Stiffness of the metaphase spindle was determined based on the relationship between the magnitude of force and the change in spindle length, which was estimated by performing a linear regression analysis within the initial 5% increment of spindle length. The mechanical strength of metaphase spindle poles was determined based on the relationship between the force and the spindle length change, which typically showed a gradual rise, followed by a sudden drop, forming a single peak in response to a constant motion of microneedle-based stretch. The magnitude of force was determined at the peak position in the force-extension plot, at which point spindle poles showed visible splitting or breakage in fluorescence time-lapse images.

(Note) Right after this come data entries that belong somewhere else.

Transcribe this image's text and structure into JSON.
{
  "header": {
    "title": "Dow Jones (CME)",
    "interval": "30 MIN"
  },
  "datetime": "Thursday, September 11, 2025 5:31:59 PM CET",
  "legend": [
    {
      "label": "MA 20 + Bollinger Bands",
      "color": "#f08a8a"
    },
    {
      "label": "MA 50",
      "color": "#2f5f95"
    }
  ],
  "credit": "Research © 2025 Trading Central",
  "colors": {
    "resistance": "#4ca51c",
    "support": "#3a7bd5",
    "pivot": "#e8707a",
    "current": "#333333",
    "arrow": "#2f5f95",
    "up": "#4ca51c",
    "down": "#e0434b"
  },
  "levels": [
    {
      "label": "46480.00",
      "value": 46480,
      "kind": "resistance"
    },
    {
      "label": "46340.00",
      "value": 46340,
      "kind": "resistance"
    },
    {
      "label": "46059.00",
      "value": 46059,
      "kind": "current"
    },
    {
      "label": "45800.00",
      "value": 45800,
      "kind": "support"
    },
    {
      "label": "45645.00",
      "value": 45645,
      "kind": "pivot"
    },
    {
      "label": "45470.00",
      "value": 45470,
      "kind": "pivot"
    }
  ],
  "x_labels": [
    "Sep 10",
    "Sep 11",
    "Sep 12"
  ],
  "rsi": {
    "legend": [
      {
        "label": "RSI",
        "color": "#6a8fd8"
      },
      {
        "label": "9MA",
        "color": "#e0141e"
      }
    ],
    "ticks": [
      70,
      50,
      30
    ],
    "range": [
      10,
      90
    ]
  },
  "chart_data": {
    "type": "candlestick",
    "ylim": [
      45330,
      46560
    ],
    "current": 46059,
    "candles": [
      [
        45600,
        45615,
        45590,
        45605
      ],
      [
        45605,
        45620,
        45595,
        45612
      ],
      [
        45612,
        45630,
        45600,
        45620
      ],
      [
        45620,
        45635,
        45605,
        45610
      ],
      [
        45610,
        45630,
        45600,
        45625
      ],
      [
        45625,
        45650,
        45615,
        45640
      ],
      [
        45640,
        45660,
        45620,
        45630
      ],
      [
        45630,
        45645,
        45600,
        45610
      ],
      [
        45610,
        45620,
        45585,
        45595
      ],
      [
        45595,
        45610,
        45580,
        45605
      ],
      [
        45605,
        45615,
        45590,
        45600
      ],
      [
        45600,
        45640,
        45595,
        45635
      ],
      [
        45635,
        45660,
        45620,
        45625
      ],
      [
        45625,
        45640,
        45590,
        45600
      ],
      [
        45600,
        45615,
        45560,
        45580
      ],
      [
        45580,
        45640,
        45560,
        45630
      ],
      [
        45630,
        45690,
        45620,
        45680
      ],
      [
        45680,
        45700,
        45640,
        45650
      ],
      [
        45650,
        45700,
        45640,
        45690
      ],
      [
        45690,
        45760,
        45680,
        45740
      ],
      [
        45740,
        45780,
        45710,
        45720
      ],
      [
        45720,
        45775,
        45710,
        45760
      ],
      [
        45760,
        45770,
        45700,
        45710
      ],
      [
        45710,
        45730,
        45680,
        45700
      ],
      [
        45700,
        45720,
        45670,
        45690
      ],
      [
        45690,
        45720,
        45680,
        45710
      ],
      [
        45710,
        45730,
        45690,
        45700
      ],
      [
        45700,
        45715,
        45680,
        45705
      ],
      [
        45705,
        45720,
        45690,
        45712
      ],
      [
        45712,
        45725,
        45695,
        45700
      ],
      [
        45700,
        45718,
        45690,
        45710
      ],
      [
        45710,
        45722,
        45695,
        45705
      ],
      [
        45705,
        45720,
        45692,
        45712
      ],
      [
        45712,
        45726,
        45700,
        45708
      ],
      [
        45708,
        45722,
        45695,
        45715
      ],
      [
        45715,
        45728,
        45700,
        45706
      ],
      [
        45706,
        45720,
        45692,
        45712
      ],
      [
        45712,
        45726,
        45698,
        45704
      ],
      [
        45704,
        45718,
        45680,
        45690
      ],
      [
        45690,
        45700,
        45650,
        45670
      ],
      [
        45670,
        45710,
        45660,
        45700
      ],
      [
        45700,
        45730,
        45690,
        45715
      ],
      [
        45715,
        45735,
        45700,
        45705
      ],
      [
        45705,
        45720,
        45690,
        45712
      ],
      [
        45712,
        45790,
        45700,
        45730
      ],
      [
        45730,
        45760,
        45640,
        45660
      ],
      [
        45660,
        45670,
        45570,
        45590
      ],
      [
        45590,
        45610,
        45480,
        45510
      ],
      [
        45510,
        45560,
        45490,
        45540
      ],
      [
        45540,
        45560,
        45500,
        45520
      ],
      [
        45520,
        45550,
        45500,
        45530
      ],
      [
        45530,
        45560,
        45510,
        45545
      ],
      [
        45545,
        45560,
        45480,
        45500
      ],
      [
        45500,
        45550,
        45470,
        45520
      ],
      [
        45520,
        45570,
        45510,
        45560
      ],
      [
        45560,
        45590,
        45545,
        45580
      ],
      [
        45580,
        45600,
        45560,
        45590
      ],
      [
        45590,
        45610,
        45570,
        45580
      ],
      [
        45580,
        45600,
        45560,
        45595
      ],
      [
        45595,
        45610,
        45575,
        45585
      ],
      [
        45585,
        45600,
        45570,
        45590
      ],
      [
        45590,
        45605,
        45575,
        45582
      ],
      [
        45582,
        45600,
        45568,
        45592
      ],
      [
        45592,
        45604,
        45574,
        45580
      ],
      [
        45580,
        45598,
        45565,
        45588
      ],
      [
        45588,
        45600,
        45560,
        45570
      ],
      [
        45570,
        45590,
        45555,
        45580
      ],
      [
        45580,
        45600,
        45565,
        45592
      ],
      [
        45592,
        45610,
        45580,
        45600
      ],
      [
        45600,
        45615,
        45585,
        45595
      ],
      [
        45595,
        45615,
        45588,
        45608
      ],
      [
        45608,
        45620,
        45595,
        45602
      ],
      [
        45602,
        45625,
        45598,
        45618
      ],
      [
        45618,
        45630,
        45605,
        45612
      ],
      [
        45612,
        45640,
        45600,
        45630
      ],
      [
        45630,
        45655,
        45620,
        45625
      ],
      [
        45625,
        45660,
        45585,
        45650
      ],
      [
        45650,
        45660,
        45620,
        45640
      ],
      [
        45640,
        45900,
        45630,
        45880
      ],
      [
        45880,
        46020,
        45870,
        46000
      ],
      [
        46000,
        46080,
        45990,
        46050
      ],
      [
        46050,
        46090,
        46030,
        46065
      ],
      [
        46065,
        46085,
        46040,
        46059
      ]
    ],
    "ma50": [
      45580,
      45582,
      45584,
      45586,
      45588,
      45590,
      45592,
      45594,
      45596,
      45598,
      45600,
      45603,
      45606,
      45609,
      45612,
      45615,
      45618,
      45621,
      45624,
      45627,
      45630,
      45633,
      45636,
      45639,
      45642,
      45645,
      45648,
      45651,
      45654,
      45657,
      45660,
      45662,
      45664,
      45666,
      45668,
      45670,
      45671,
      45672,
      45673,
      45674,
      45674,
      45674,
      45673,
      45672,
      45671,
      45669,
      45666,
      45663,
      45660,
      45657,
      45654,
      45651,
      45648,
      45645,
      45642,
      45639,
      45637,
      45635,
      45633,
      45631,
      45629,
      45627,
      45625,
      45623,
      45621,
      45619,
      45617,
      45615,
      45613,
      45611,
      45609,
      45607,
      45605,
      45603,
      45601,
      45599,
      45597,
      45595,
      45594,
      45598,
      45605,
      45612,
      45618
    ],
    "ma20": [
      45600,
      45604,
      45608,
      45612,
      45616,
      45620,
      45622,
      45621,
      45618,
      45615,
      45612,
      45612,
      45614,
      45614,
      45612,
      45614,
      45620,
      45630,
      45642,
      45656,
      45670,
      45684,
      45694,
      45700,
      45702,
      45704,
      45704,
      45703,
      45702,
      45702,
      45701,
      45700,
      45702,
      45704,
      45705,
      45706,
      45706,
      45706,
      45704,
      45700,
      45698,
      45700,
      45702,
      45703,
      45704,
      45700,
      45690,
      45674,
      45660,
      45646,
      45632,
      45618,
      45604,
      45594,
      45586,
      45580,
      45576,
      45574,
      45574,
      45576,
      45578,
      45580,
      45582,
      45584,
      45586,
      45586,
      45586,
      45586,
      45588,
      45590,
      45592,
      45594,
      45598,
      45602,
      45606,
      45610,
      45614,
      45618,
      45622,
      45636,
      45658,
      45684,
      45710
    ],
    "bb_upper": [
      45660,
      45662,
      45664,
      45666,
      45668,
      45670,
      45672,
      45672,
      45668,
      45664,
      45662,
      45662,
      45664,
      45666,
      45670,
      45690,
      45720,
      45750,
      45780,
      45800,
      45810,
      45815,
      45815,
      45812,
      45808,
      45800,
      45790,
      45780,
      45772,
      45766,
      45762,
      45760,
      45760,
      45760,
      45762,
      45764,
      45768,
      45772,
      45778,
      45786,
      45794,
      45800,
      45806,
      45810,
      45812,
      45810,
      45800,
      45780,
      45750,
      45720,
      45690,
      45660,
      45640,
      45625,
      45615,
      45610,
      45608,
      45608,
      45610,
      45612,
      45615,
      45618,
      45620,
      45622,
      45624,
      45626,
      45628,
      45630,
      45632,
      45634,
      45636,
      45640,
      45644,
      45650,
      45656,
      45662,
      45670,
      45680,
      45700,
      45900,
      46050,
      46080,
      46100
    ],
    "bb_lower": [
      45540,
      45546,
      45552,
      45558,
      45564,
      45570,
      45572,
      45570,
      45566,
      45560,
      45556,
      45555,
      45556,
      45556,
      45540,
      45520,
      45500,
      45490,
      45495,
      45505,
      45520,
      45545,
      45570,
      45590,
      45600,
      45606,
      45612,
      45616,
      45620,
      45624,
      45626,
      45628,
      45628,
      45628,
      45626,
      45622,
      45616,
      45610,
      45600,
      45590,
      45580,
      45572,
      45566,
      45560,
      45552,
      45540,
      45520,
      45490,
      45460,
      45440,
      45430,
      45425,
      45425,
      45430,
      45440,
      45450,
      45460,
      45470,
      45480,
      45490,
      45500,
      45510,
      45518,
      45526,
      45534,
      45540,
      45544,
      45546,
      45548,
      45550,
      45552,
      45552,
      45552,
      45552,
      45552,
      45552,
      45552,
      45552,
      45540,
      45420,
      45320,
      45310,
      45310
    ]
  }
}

The amount of spindle microtubules in micromanipulation experiments was estimated using fluorescence images of microtubules acquired before microneedle insertion. In images acquired for each spindle, a small ROI (region of interest; ∼50 × ∼50 μm) and a larger ROI (∼100 × ∼100 μm) were drawn to cover the entire spindle structure. The area and total tubulin signal intensity in the small ROI (Ssmall and Ismall, respectively) and those in the large ROI (Slarge and Ilarge, respectively) were then obtained. The total tubulin signal intensity in the spindle structure (Ispindle) was determined using these parameter values, according to Ispindle = Ismall − Ibg = Ismall − Ssmall ⋅ (Ilarge − Ismall)/(Slarge − Ssmall). Here Ibg is the total background signal intensity in the small ROI, which was estimated based on the signal intensity within the large ROI, but outside the small ROI.

Statistical analyses using Pearson correlation analysis (Figure 4, E–G, and Supplemental Figure S3, A and B) were performed in Origin 2016. For comparison of Pearson correlation r values (Figure 4, E and F, and Supplemental Figure S3, A and B), a statistical test described in Steiger (1980) was used.